Seems like I have heard about grouping sets of key/value pairs before but I will have to look for it. ;-)

More seriously, the current wave of data sets only aggravates the known semantic impedance problem.

A wave of data sets that promises to only increase.

So semantic impedance is going to increase.

Semantic impedance can be:

  • ignored – most current stove-piped information systems
  • save-the-world semantic solutions – poor adoption rates
  • broken by self-interested mapping that is reusable – the topic maps solution

ApacheCon NA 2011

Friday, March 4th, 2011

ApacheCon NA 2011

Proposals: Be sure to submit your proposal no later than Friday, 29 April 2011 at midnight Pacific Time.

7-11 November 2011 Vancouver

From the website:

This year’s conference theme is “Open Source Enterprise Solutions, Cloud Computing, and Community Leadership”, featuring dozens of highly-relevant technical, business, and community-focused sessions aimed at beginner, intermediate, and expert audiences that demonstrate specific professional problems and real-world solutions that focus on “Apache and …”:

  • … Enterprise Solutions (from ActiveMQ to Axis2 to ServiceMix, OFBiz to Chemistry, the gang’s all here!)
  • … Cloud Computing (Hadoop, Cassandra, HBase, CouchDB, and friends)
  • … Emerging Technologies + Innovation (Incubating projects such as Libcloud, Stonehenge, and Wookie)
  • … Community Leadership (mentoring and meritocracy, GSoC and related initiatives)
  • … Data Handling, Search + Analytics (Lucene, Solr, Mahout, OODT, Hive and friends)
  • … Pervasive Computing (Felix/OSGi, Tomcat, MyFaces Trinidad, and friends)
  • … Servers, Infrastructure + Tools (HTTP Server, SpamAssassin, Geronimo, Sling, Wicket and friends)

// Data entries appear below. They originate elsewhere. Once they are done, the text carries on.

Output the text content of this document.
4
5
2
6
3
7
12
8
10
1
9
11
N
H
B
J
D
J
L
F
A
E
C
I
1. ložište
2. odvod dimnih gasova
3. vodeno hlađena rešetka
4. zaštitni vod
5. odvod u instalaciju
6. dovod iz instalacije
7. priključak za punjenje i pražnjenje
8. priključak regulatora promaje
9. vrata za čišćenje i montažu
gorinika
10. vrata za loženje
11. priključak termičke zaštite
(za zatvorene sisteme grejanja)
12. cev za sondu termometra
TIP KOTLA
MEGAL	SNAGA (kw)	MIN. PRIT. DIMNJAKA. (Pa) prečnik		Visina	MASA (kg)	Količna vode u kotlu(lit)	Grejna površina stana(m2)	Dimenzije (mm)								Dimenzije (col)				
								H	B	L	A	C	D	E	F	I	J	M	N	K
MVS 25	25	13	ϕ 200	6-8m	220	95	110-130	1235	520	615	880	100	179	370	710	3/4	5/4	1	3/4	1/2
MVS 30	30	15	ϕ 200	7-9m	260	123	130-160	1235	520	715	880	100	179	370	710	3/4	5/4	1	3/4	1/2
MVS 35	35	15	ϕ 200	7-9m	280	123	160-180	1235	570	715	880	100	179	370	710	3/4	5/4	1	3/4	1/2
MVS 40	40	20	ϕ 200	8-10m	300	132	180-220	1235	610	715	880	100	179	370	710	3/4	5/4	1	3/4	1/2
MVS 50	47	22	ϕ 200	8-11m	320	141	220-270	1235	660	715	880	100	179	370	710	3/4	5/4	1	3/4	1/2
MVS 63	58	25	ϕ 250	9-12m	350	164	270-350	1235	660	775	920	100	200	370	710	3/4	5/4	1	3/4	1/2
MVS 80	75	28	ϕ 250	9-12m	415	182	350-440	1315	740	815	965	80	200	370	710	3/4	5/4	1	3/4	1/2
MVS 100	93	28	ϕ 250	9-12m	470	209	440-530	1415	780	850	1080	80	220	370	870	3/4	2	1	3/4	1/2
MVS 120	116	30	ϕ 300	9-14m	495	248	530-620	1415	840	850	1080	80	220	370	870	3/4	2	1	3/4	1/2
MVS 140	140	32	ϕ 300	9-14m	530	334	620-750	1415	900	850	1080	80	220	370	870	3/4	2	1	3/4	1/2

Real-Time Log Processing System based on Flume and Cassandra – Post

Thursday, March 3rd, 2011

Real-Time Log Processing System based on Flume and Cassandra

Very cool!

What would be even cooler, would be to have real-time associations with subjects that have information from outside the data set.

Or better yet, real-time on-demand associations with subjects that have information from outside the data set.

I suppose the classic use case would be running stats on all the sports events on a Saturday or Sunday, including individuals stats and merging in the latest doping, paternity and similar tests.

Other applications?

NoSQL Databases: Why, what and when

Tuesday, March 1st, 2011

NoSQL Databases: Why, what and when by Lorenzo Alberton.

When I posted RDBMS in the Social Networks Age I did not anticipate returning the very next day with another slide deck from Lorenzo. But, after viewing this slide deck, I just had to post it.

It is a very good overview of NoSQL databases and their underlying principles, with useful graphics as well (as opposed to the other kind).

I am going to have to study his graphic technique in hopes of applying it to the semantic issues that are at the core of topic maps.

Cassandra’s data model as records and lists – Post

Thursday, February 24th, 2011

Cassandra’s data model as records and lists

From the post:

I have to admit I’ve never really been happy with Cassandra’s data model, or to be more precisely, I’ve never really been with my understanding of the model. However I’ve realized that if we think of two use cases for column families then things may become a bit clearer. For me, Column families can be used in one of two ways, either as a record or an ordered list.

I thought it was helpful, what do you think?